Joan (Josephine) Murphy (March 10th, 1933 – November 28th, 2023) was a singular woman, yet her life is remarkable for its representation of a cohort of smart and capable Irish women of the mid-20th century who were often denied access to a career or higher education. Thankfully for her, and her family, she was fortunate in the only path open to her – marriage to an eligible man.
Born in 1933 in Dungarvan, Co Waterford, she was the second of five children. The Fitzgerald’s was a busy house transecting small Irish town commerce and agricultural life, through extended families in surrounding farms.
For Joan, the inauguration of President Mary Robinson in 1990 was both seminal and confirmatory. President Robinson referred to “Mná na hÉireann” saying: “I want women who have felt themselves outside history to be written back into history, in the words of Eavan Boland, ‘finding a voice where they found a vision’.”
Like so many other Irish women of the time, Joan had been written out of history. Offered a scholarship to University College Cork at 16, it was declined by her father, not at all unusually in those times, on the grounds of futility for a woman to pursue a career. Instead, she joined the Provincial Bank where her weekly wage was less than her lodgings. By 1955, she was in the Provincial head office on College Street, Dublin, with a job title of simply “computer”. In those days, at the end of each working day the income and expenditure books had to balance – no one was allowed home before they did so. As the bank “computer”, Joan spent many happy hours manually balancing the books. As soon as she informed the bank manager of her engagement, he, as per bank policy, immediately organised her exit party.
Her exit was precipitated by meeting and marrying Kevin Murphy who had just arrived in Dungarvan as assistant county medical officer. He joined the bridge club of Joan’s mother and introductions were made and pursued. For the next 30 years, Joan devoted herself to her family. She followed Kevin’s career around Ireland as he rose through the public health ranks in Dungarvan, Donegal and finally Dublin.
However, there was always a tension that her intellectual capacity remained untapped. It was a tension that she did not ever fully resolve. Education was really important to her; Tara Westover’s book Educated resonated strongly. Westover’s lines encapsulated Joan’s fervent commitment to education: “The decisions I made after that moment were not the ones she would have made. They were the choices of a changed person, a new self. You could call this selfhood many things. Transformation. Metamorphosis. Falsity. Betrayal. I call it an education.”
She was a voracious reader of all books and an avid follower of current affairs through The Irish Times and numerous periodicals: initially Time magazine, but that was rejected as too pro-American, and in came Le Point, a French centrist English language weekly. She was very much a liberal-minded woman, well ahead of her times, quietly but strongly supportive of crusading social issues such as access to contraception and divorce. Unusually, she refused an invitation from the local parish priest in Donegal for her two sons to become altar boys. She returned to work in her 50s as a volunteer adviser in the Citizens Advice Bureau in Blackrock. She continued with bridge from Dungarvan and became a good club player. Unusually, she most enjoyed the quieter rewards of defence, coolly computing the calculus of odds as to which player had what cards.
From her early life, Joan suffered from a hereditary deafness condition called otosclerois.
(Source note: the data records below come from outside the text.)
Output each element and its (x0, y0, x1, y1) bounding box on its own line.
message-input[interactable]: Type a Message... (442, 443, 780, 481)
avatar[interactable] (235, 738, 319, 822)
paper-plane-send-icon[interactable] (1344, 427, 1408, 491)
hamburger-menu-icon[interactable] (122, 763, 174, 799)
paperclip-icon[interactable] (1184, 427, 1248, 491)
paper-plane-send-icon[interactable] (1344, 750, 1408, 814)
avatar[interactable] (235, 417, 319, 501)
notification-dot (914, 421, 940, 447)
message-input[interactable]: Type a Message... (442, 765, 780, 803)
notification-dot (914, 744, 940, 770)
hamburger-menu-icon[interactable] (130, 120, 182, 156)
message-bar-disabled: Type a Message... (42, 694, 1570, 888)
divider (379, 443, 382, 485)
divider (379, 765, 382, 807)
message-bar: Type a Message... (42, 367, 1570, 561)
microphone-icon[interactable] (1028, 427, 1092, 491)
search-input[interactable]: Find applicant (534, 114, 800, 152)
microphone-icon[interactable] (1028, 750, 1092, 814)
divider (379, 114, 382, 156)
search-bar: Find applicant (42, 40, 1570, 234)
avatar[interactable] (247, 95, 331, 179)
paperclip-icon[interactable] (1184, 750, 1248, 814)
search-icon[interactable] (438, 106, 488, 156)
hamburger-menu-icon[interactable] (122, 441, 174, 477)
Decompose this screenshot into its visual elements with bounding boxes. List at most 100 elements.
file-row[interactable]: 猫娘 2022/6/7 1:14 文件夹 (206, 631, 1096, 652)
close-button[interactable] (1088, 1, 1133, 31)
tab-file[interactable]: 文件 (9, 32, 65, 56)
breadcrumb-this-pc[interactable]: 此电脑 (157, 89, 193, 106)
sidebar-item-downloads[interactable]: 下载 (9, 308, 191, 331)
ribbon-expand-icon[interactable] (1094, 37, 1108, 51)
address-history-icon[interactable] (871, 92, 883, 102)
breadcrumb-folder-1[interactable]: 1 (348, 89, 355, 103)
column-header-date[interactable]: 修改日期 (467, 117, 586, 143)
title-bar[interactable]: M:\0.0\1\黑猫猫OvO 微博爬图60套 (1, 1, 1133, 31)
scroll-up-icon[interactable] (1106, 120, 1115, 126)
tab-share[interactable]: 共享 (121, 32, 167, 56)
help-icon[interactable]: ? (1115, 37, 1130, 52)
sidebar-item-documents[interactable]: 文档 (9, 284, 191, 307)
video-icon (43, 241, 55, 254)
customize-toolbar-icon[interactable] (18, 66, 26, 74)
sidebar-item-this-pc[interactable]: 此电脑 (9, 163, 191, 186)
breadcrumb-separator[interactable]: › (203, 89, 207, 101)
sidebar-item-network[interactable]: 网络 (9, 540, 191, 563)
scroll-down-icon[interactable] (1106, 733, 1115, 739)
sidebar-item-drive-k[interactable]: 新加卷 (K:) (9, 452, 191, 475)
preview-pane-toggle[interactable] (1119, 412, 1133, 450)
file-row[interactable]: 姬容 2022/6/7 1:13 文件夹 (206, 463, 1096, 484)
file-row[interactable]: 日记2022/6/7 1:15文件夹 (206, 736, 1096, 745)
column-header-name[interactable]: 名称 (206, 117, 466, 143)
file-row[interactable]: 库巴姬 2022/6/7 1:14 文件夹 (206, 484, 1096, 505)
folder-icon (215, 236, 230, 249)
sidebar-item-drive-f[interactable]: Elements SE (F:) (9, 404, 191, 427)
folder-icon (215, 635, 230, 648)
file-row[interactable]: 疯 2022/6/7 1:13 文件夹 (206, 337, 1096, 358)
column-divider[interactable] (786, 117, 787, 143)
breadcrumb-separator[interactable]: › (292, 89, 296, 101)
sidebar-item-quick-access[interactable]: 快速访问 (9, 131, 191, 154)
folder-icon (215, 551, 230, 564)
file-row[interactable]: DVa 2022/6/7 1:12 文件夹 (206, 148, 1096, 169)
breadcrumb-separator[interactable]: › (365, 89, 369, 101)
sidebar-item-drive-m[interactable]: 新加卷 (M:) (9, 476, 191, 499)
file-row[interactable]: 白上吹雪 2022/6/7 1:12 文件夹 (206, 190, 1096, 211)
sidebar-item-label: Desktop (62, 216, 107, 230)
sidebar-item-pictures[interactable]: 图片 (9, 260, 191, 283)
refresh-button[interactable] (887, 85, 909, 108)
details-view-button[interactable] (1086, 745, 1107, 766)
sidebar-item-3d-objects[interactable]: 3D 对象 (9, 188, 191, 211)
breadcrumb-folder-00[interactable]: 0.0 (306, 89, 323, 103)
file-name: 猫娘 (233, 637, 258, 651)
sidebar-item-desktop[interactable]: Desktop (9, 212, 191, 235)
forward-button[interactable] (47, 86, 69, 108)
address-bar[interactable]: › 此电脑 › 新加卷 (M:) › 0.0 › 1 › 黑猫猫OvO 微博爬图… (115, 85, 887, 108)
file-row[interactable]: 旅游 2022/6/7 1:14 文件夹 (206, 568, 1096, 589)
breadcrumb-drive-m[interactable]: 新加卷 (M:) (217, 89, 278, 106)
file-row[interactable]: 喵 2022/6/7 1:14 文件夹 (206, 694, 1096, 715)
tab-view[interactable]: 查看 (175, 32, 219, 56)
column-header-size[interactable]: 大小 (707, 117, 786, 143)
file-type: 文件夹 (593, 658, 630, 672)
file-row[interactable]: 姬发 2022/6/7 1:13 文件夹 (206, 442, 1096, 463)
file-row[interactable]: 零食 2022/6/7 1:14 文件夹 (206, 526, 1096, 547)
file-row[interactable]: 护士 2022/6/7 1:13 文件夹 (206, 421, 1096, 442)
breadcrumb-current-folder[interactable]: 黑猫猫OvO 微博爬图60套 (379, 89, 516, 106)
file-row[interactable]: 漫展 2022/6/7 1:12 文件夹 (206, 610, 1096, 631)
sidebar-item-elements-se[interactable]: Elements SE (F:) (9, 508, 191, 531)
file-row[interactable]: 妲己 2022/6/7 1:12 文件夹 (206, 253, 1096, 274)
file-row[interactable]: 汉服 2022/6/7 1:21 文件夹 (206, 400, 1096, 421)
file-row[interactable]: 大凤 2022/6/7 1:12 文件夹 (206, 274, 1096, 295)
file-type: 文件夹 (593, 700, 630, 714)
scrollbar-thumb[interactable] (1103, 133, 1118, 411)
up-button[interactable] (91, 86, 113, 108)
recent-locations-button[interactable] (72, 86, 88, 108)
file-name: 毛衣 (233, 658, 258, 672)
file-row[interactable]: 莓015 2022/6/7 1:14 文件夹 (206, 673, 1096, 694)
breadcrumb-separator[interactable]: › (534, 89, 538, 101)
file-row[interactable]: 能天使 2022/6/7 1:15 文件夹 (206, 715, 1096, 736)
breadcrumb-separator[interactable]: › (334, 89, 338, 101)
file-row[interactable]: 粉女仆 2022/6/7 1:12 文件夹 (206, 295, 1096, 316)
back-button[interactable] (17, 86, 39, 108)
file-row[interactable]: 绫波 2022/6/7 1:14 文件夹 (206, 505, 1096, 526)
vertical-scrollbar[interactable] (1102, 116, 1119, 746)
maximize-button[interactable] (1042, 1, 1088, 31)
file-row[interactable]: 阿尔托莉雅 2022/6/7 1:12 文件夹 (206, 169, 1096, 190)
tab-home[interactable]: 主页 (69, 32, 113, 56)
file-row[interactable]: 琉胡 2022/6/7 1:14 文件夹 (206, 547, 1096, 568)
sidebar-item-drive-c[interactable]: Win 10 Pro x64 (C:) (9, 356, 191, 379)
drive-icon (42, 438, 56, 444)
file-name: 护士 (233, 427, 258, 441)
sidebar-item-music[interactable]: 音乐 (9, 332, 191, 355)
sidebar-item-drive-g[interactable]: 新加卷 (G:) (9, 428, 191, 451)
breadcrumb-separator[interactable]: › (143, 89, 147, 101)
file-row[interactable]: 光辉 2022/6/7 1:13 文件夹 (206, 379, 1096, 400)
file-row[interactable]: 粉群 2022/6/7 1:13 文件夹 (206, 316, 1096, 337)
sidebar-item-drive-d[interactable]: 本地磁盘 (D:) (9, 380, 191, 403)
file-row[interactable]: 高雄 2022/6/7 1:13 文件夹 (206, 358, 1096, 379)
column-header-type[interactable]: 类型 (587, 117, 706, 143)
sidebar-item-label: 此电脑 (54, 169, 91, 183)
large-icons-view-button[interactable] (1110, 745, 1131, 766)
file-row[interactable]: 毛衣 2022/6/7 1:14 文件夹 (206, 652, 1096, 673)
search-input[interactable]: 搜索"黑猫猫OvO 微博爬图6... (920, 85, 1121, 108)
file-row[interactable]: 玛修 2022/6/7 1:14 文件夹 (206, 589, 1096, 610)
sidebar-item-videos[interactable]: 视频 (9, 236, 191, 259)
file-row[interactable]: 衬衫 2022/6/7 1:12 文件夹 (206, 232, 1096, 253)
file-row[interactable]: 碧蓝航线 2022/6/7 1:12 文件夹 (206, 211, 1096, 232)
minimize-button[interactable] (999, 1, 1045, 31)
This required bilateral hearing aids, a degree of lip reading and close attention to where she placed herself in a room, to minimise background noise. This challenge hid a playful and humorous side – often shown only in private.
Her final year was blighted by dementia.
She was married for 53 years to Kevin and they were a most devoted couple. Their three children – Susan, Philip and Andrew – and eight grandchildren survive them.